La communauté internationale fournit 30 millions de dollars pour assurer le bon déroulement du scrutin. Les deux tiers de cette somme proviennent des États-Unis, du Canada,
de l'Union européenne et du Brésil.
Les sondages laissent présager qu'aucun des candidats à la présidentielle haïtienne n'obtiendra dès le premier tour plus de 50 % des voix, forçant ainsi la tenue d'un second tour. Il ne reste qu'à déterminer l'identité des deux candidats qui franchiront le fil d'arrivée.
Le scrutin est cependant entaché d'irrégularités et marqué par des scènes de violence.
Ainsi, plusieurs citoyens affirment ne pas avoir pu voter à cause de listes incomplètes, d'intimidation aux bureaux de vote et de tirs sporadiques. D'autres ont découvert qu'ils n'étaient pas inscrits ou que quelqu'un d'autre déjà avait voté à leur place. En outre, dans plusieurs bureaux de vote, des centaines de fausses cartes électorales ont circulé.
À l'issue du scrutin, 12 des 18 candidats, dont deux favoris, Mirlande Manigat et Michel Martelly, réclament l'annulation du scrutin, alléguant des fraudes massives.
Parlant d'une journée électorale « bouclée et réussie », le Conseil électoral provisoire (CEP) valide toutefois le premier tour.
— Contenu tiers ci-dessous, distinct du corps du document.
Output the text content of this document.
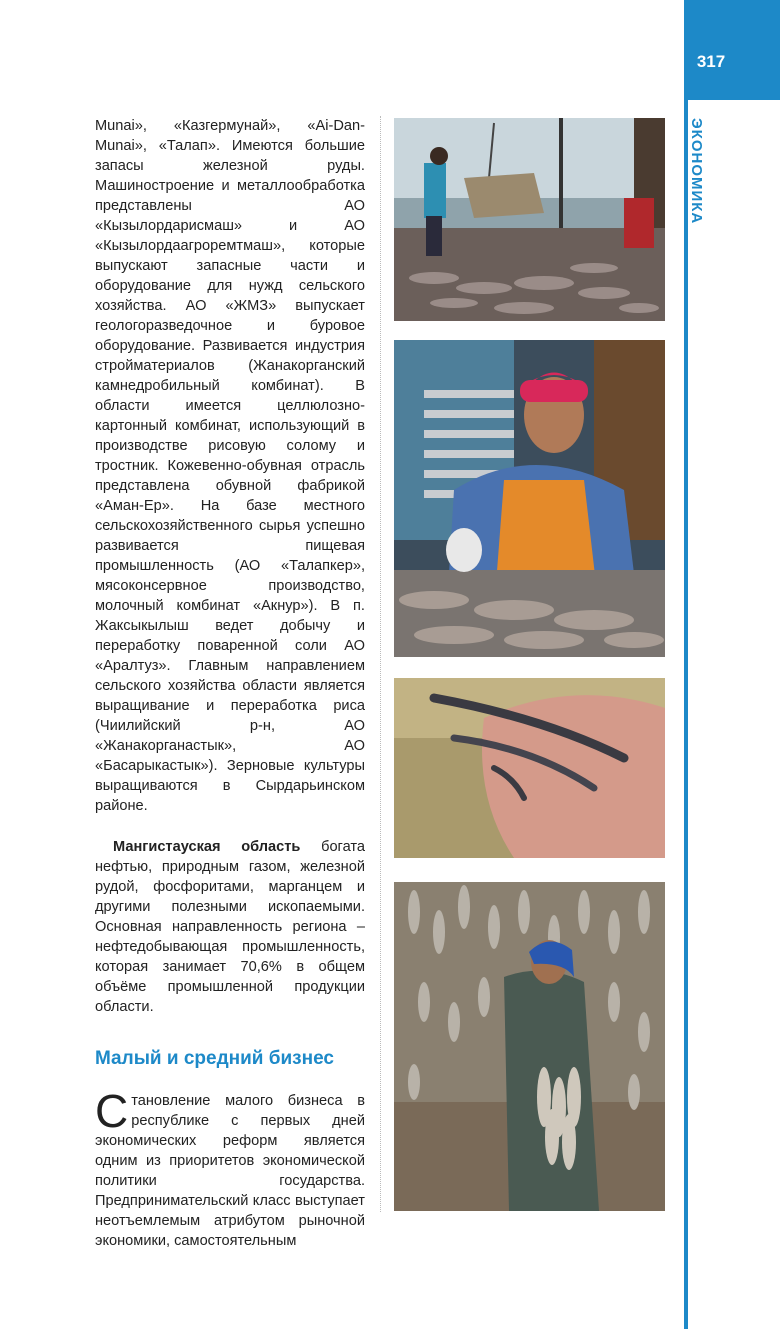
317
ЭКОНОМИКА

Munai», «Казгермунай», «Ai-Dan-Munai», «Талап». Имеются большие запасы железной руды. Машиностроение и металлообработка представлены АО «Кызылордарисмаш» и АО «Кызылордаагроремтмаш», которые выпускают запасные части и оборудование для нужд сельского хозяйства. АО «ЖМЗ» выпускает геологоразведочное и буровое оборудование. Развивается индустрия стройматериалов (Жанакорганский камнедробильный комбинат). В области имеется целлюлозно-картонный комбинат, использующий в производстве рисовую солому и тростник. Кожевенно-обувная отрасль представлена обувной фабрикой «Аман-Ер». На базе местного сельскохозяйственного сырья успешно развивается пищевая промышленность (АО «Талапкер», мясоконсервное производство, молочный комбинат «Акнур»). В п. Жаксыкылыш ведет добычу и переработку поваренной соли АО «Аралтуз». Главным направлением сельского хозяйства области является выращивание и переработка риса (Чиилийский р-н, АО «Жанакорганастык», АО «Басарыкастык»). Зерновые культуры выращиваются в Сырдарьинском районе.

Мангистауская область богата нефтью, природным газом, железной рудой, фосфоритами, марганцем и другими полезными ископаемыми. Основная направленность региона – нефтедобывающая промышленность, которая занимает 70,6% в общем объёме промышленной продукции области.

Малый и средний бизнес

Становление малого бизнеса в республике с первых дней экономических реформ является одним из приоритетов экономической политики государства. Предпринимательский класс выступает неотъемлемым атрибутом рыночной экономики, самостоятельным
Il n'annule les résultats que dans seulement 3,5 % des bureaux de vote.
Au lendemain du vote, les deux principaux candidats à contester le déroulement du scrutin se rallient au processus, expliquant que les fraudes rapportées semblent moins graves que ce que laissaient présager les indications de la veille.
Malgré des « irrégularités », la mission d'observation conjointe de l'Organisation des États américains (OEA) et des pays du Marché commun de la Caraïbe (Caricom) juge de son côté les élections valides.
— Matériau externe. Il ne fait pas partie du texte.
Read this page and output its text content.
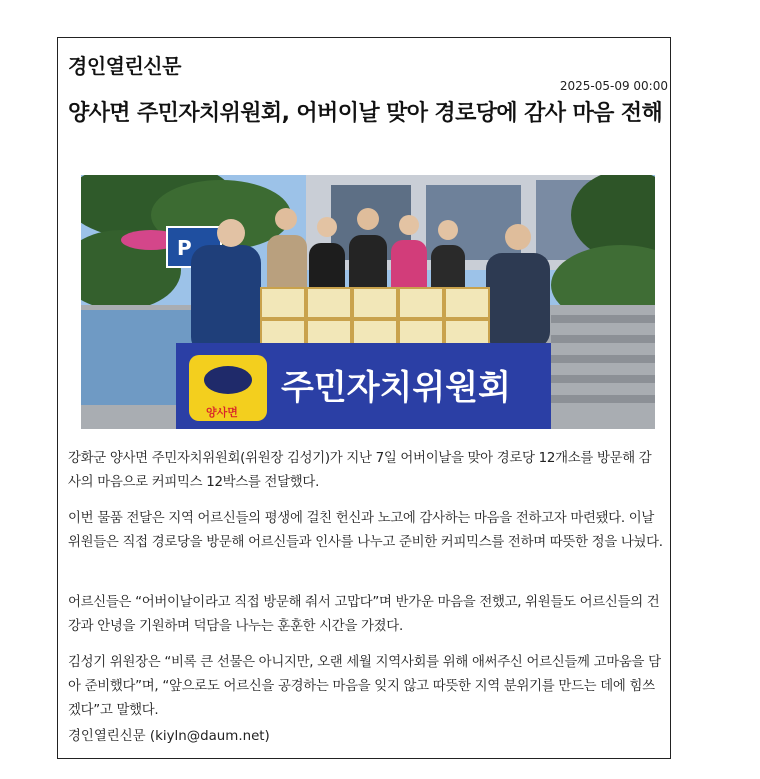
경인열린신문
2025-05-09 00:00
양사면 주민자치위원회, 어버이날 맞아 경로당에 감사 마음 전해
P
양사면
주민자치위원회
강화군 양사면 주민자치위원회(위원장 김성기)가 지난 7일 어버이날을 맞아 경로당 12개소를 방문해 감사의 마음으로 커피믹스 12박스를 전달했다.
이번 물품 전달은 지역 어르신들의 평생에 걸친 헌신과 노고에 감사하는 마음을 전하고자 마련됐다. 이날 위원들은 직접 경로당을 방문해 어르신들과 인사를 나누고 준비한 커피믹스를 전하며 따뜻한 정을 나눴다.
어르신들은 “어버이날이라고 직접 방문해 줘서 고맙다”며 반가운 마음을 전했고, 위원들도 어르신들의 건강과 안녕을 기원하며 덕담을 나누는 훈훈한 시간을 가졌다.
김성기 위원장은 “비록 큰 선물은 아니지만, 오랜 세월 지역사회를 위해 애써주신 어르신들께 고마움을 담아 준비했다”며, “앞으로도 어르신을 공경하는 마음을 잊지 않고 따뜻한 지역 분위기를 만드는 데에 힘쓰겠다”고 말했다.
경인열린신문 (kiyln@daum.net)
D'autres observateurs internationaux sont plus critiques, notamment ceux du Center for Economic and Policy Research (CEPR), qui qualifient ces élections de « farce évidente ». Ils appellent la communauté internationale à rejeter les résultats.
Une crise électorale
L'annonce des résultats préliminaires tombe le 7 décembre. En soirée, avant la divulgation des résultats, les habitants se hâtent de rentrer chez eux, par crainte de violences. Des policiers sont déployés devant le Centre de presse.
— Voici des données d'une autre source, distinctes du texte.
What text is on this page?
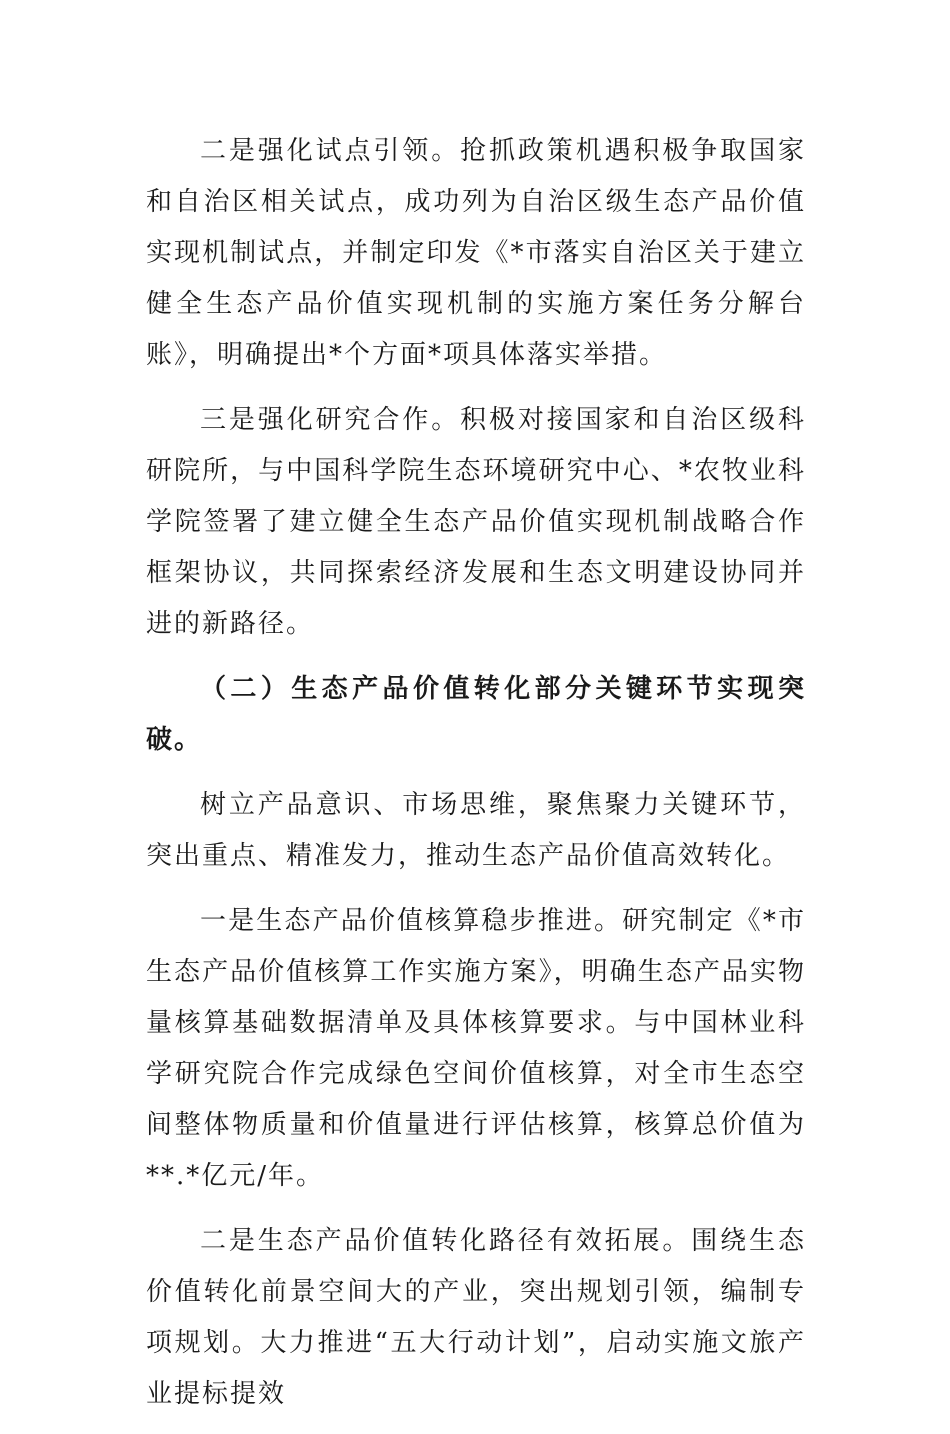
二是强化试点引领。抢抓政策机遇积极争取国家和自治区相关试点，成功列为自治区级生态产品价值实现机制试点，并制定印发《*市落实自治区关于建立健全生态产品价值实现机制的实施方案任务分解台账》，明确提出*个方面*项具体落实举措。

三是强化研究合作。积极对接国家和自治区级科研院所，与中国科学院生态环境研究中心、*农牧业科学院签署了建立健全生态产品价值实现机制战略合作框架协议，共同探索经济发展和生态文明建设协同并进的新路径。

（二）生态产品价值转化部分关键环节实现突破。

树立产品意识、市场思维，聚焦聚力关键环节，突出重点、精准发力，推动生态产品价值高效转化。

一是生态产品价值核算稳步推进。研究制定《*市生态产品价值核算工作实施方案》，明确生态产品实物量核算基础数据清单及具体核算要求。与中国林业科学研究院合作完成绿色空间价值核算，对全市生态空间整体物质量和价值量进行评估核算，核算总价值为**.*亿元/年。

二是生态产品价值转化路径有效拓展。围绕生态价值转化前景空间大的产业，突出规划引领，编制专项规划。大力推进“五大行动计划”，启动实施文旅产业提标提效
Devant une salle remplie de journalistes haïtiens et étrangers, le CEP tient son point de presse avec plus de deux heures et demie de retard, commençant par la divulgation des candidats au Sénat et à la Chambre basse.
Puis viennent les résultats les plus controversés, ceux de l'élection présidentielle. Selon les chiffres officiels, l'ancienne première dame, candidate du Rassemblement des démocrates nationaux progressistes (RDNP), a remporté 31,37 % des voix, contre 22,48 %, pour le candidat d'Inité, Jude Célestin.
Seules 6845 voix séparent ce dernier de son plus proche rival, le chanteur Michel Martelly, qui le talonne avec 21,84 % des voix.
Le notaire Jean-Henry Céant (avec 8,18 % des voix), l'ex-premier ministre Jacques-Edouard Alexis (3,07 %) et l'homme d'affaires Charles-Henri Baker (2,38 %) se classent derrière le trio de tête.
Un taux de participation anémique
Le taux de participation atteint seulement 22,87 %. Le chef de l'ONU en Haïti, Edmond Mulet, avait déclaré qu'il serait satisfait si la participation s'élevait à 40 %.

Des supporters de Michel Martelly manifestent leur frustration après l'annonce des résultats.
Photo : AFP / Thony Belizaire
Peu après la lecture des résultats, des manifestations éclatent dans plusieurs villes du pays pour dénoncer des fraudes au profit de Jude Célestin, prélude à une crise politique qui durera plusieurs semaines.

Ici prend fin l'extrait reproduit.